A well-designed form is a rarity, and a huge boost to any website. Most forms, online or off, are not well designed. Following a few simple rules will help both your client and their customers:
- Users do not want to fill out forms. The more rewarding you can make the experience for them, the better. Offer them something: a discount, entry into a competition, a free brochure.
Do not ask for information you don’t need. The less the user has to fill out, the more likely s/he is to complete the form. Make areas of the form that are optional clearly voluntary.
- If you have to ask for a lot of information, split the form into several pages, retaining the information the user has filled out on the first page in a session cookie or other technology. (We will be covering these possibilities next semester).
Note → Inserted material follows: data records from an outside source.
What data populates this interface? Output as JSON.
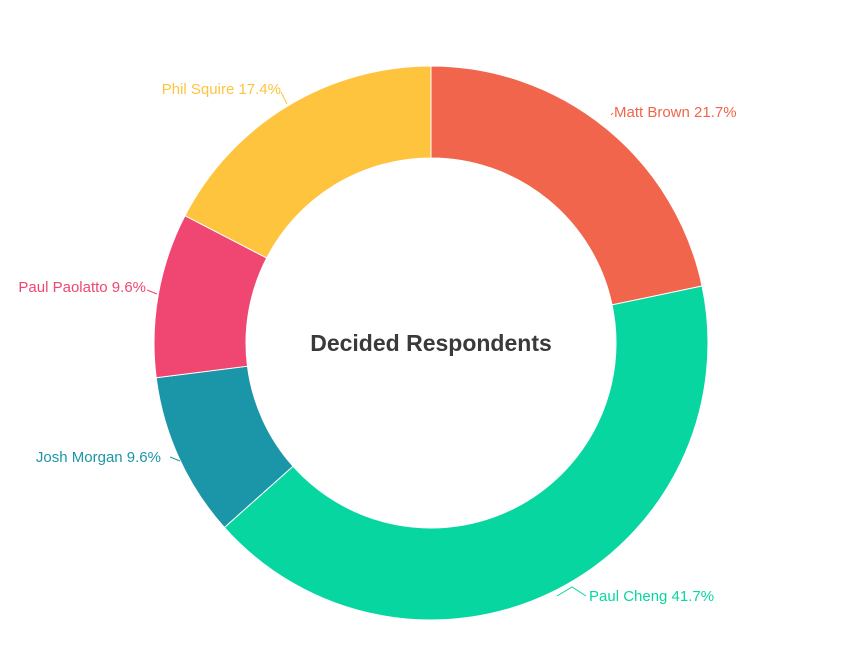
{
  "chart_data": {
    "type": "pie",
    "title": "Decided Respondents",
    "donut": true,
    "slices": [
      {
        "label": "Matt Brown",
        "value": 21.7,
        "display": "21.7%",
        "color": "#f0654b"
      },
      {
        "label": "Paul Cheng",
        "value": 41.7,
        "display": "41.7%",
        "color": "#08d6a0"
      },
      {
        "label": "Josh Morgan",
        "value": 9.6,
        "display": "9.6%",
        "color": "#1b96a8"
      },
      {
        "label": "Paul Paolatto",
        "value": 9.6,
        "display": "9.6%",
        "color": "#ef4672"
      },
      {
        "label": "Phil Squire",
        "value": 17.4,
        "display": "17.4%",
        "color": "#fec43e"
      }
    ]
  }
}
- Break requested information down into manageable and comprehensible units. Do not ask for a person’s name in a single field; instead, ask for their first and last names in separate fields.
- Rather than asking for telephone area code and the rest of the phone number on separate lines, make them two or three fields next to each other, with brackets to indicate where the area code should be entered, like this:
<label for="areacode">Phone</label> (<input name="areacode" type="tel" id="areacode" size="3">) <input name="phoneno" type="tel" id="phoneno" size="3"> <input name="phoneno2" type="tel" id="phoneno2" size="4">
- Remember to include enough room for extraneous characters (the dash in a postal code, for example) that users may include by habit; typically, those will be stripped out before placing the information in a database.
- If you're in a rush, and don't mind using something with less customisation, you could use a form builder, such as Wufoo, JotForm, or FormAssembly. All of these utilities also offer basic form processing and eMail response, meaning that you do not have to write your own PHP.